A testing exercise: ParkCalc

Early the other day, I noticed some of the tweets of testers I followed had a #parkcalc hashtag. At first, I couldn’t exactly get what they were saying, but I guessed that they must have been testing something collaboratively. At the time, I couldn’t stay online long enough to find out more about parkcalc. Luckily, when I got home that evening, I found a blog post on the topic. The author of the post suggested to click the link to the parking calculator before reading any further, and so I did.

The first thing I tried to do was to click the Calculate button without changing any of the default values. A page with error messages (e.g., Warning: mktime() expects parameter 4 to be long, string given in /home/grrorg5/public_html/Includes/Calculator.inc on line 72) got displayed before the page refreshed to show a more user-friendly error message.

The next thing I noticed was the layout seemed a bit off. I thought maybe it was just a Chrome thing. I tried loading the page and the pop-up calendar in Firefox, and I was able to confirm my hunch.

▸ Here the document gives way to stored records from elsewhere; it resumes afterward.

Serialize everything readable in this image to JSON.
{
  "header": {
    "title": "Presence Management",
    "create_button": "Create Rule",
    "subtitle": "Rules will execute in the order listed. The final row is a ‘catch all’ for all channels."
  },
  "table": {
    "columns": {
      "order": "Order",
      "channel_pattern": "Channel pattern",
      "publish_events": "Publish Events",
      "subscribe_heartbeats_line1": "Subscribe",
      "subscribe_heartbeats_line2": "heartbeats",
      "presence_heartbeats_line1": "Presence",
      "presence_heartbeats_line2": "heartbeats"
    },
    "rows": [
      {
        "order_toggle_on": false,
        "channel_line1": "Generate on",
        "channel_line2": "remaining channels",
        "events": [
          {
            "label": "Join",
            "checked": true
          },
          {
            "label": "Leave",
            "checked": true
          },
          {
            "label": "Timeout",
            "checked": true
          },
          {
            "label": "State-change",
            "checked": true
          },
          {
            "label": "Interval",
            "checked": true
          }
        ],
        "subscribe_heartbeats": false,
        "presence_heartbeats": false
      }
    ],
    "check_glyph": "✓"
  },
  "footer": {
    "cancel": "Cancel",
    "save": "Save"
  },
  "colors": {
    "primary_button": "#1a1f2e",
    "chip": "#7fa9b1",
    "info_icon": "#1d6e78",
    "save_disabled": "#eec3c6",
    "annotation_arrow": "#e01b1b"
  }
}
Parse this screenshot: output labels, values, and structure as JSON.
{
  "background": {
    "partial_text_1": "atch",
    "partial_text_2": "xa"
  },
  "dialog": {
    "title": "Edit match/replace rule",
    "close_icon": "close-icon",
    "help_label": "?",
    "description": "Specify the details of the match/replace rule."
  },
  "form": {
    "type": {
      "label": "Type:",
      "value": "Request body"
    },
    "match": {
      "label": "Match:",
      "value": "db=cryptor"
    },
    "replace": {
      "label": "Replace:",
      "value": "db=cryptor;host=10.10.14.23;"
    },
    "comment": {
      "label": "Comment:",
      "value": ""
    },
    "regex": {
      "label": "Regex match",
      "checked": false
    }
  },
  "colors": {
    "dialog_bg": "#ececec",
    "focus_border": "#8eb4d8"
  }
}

Next thing I did was to play around with the inputs for the entry date and time, and exit date and time. I tried the usual stuff — entering no values, entering invalid values, non-existent values (e.g., 13 for month, non-existent dates like Feb 29 on a non-leap year), cases wherein exit date/time came before entry date/time, etc. Most interesting finds I think were triggering the “Not Acceptable” page and managing to get an estimated cost of $3,946,162,582,627,248.00 for 1.64423440943E+14 Days, 15 Hours, 21.6 Minutes of “Short-Term Parking”.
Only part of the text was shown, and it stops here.